Citigroup has been temporarily banned from adding wealth management clients in Indonesia due to a probe by that country into fraud allegations, media reports said.
The issue relates to the firm's Citigold business, rather than the private bank that deals with ultra high net worth clients, reports said.
Bank Indonesia, the central bank, has questioned Citigroup’s executives including the company’s head because of problems with internal controls, Darmin Nasution, the governor, told lawmakers in a hearing in parliament, reports said. He said regulatory authorities are also reviewing debt collection practices at the bank.
This is not the first time Citi has fallen afoul of Asian regulators. In 2004, the private bank of the US banking giant was ordered to cease operations in Japan due to regulatory shortcomings.

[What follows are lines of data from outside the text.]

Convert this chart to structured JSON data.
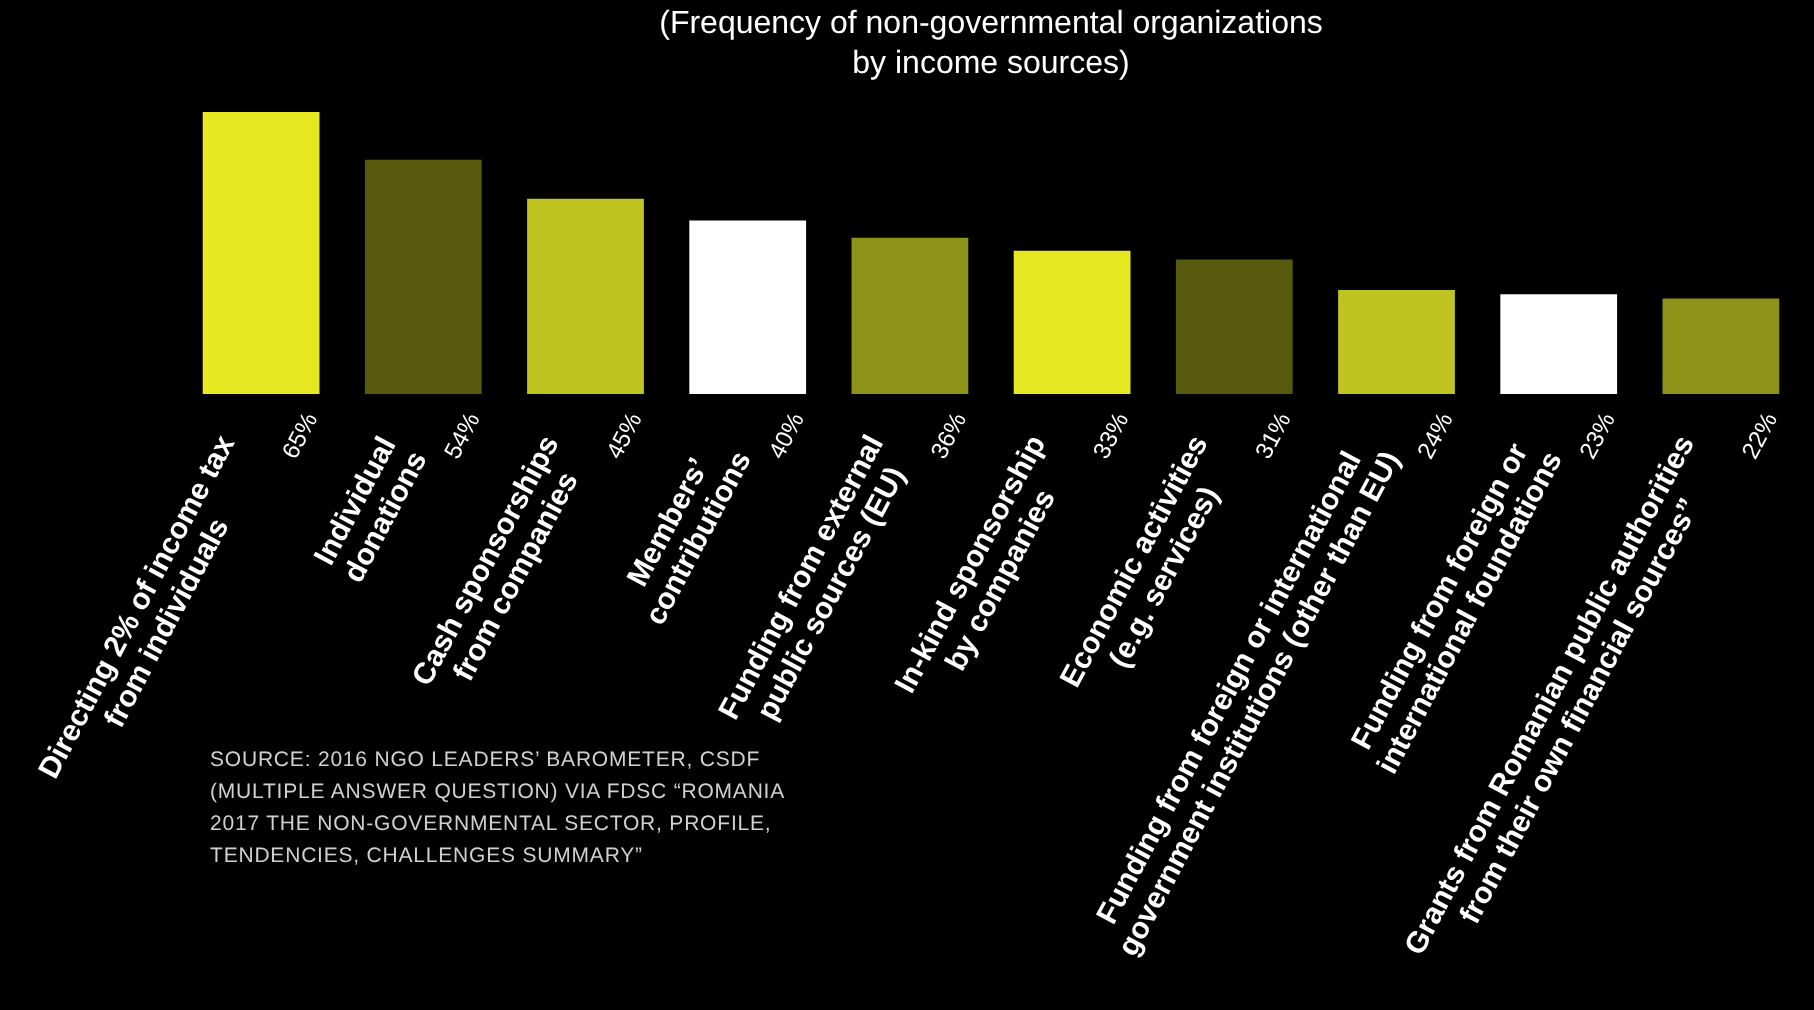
{
  "chart_data": {
    "type": "bar",
    "subtitle": "(Frequency of non-governmental organizations\nby income sources)",
    "categories": [
      "Directing 2% of income tax\nfrom individuals",
      "Individual\ndonations",
      "Cash sponsorships\nfrom companies",
      "Members’\ncontributions",
      "Funding from external\npublic sources (EU)",
      "In-kind sponsorship\nby companies",
      "Economic activities\n(e.g. services)",
      "Funding from foreign or international\ngovernment institutions (other than EU)",
      "Funding from foreign or\ninternational foundations",
      "Grants from Romanian public authorities\nfrom their own financial sources”"
    ],
    "values": [
      65,
      54,
      45,
      40,
      36,
      33,
      31,
      24,
      23,
      22
    ],
    "value_labels": [
      "65%",
      "54%",
      "45%",
      "40%",
      "36%",
      "33%",
      "31%",
      "24%",
      "23%",
      "22%"
    ],
    "colors": [
      "#e6e822",
      "#575a0d",
      "#c0c421",
      "#ffffff",
      "#8d9219",
      "#e6e822",
      "#575a0d",
      "#c0c421",
      "#ffffff",
      "#8d9219"
    ],
    "legend": false,
    "grid": false,
    "annotations": [
      "SOURCE: 2016 NGO LEADERS’ BAROMETER, CSDF (MULTIPLE ANSWER QUESTION) VIA FDSC “ROMANIA 2017 THE NON-GOVERNMENTAL SECTOR, PROFILE, TENDENCIES, CHALLENGES SUMMARY”"
    ]
  }
}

In a statement emailed to this publication, Citi said: "We are seeking clarification on the comments made but of course we will comply with whatever our regulator requires. We understand it was said to be a temporary measure, and has no impact on the services we offer our existing Citigold customers. Our focus is on cooperating fully with all authorities to bring the investigation to a conclusion and resolve the matter."
In the Indonesia case, a local relationship manager allegedly stole R16.1 billion (around $1.9 million) from three clients in 2009 and 2010 by using blank forms signed by the customers, National Police Director for Economy and Special Crime Arief Sulistyanto were quoted by Bloomberg as saying in a statement. The bank filed a case against the employee on 14 March, he said.
“We have sent a letter to ask the bank to settle the problems without causing further losses to customers, to improve the internal controls and temporarily halt accepting new Citigold customers,” Nasution said.
The ban against seeking new clients has been in effect since 16 March, Bank Indonesia deputy governor Halim Alamsyah said at the hearing, reports said.
Citigroup has called customers that may be affected by the alleged fraud and will return the stolen money, Shariq Mukhtar, Citigroup’s Indonesia country head, said at a hearing on 5 April, reports said.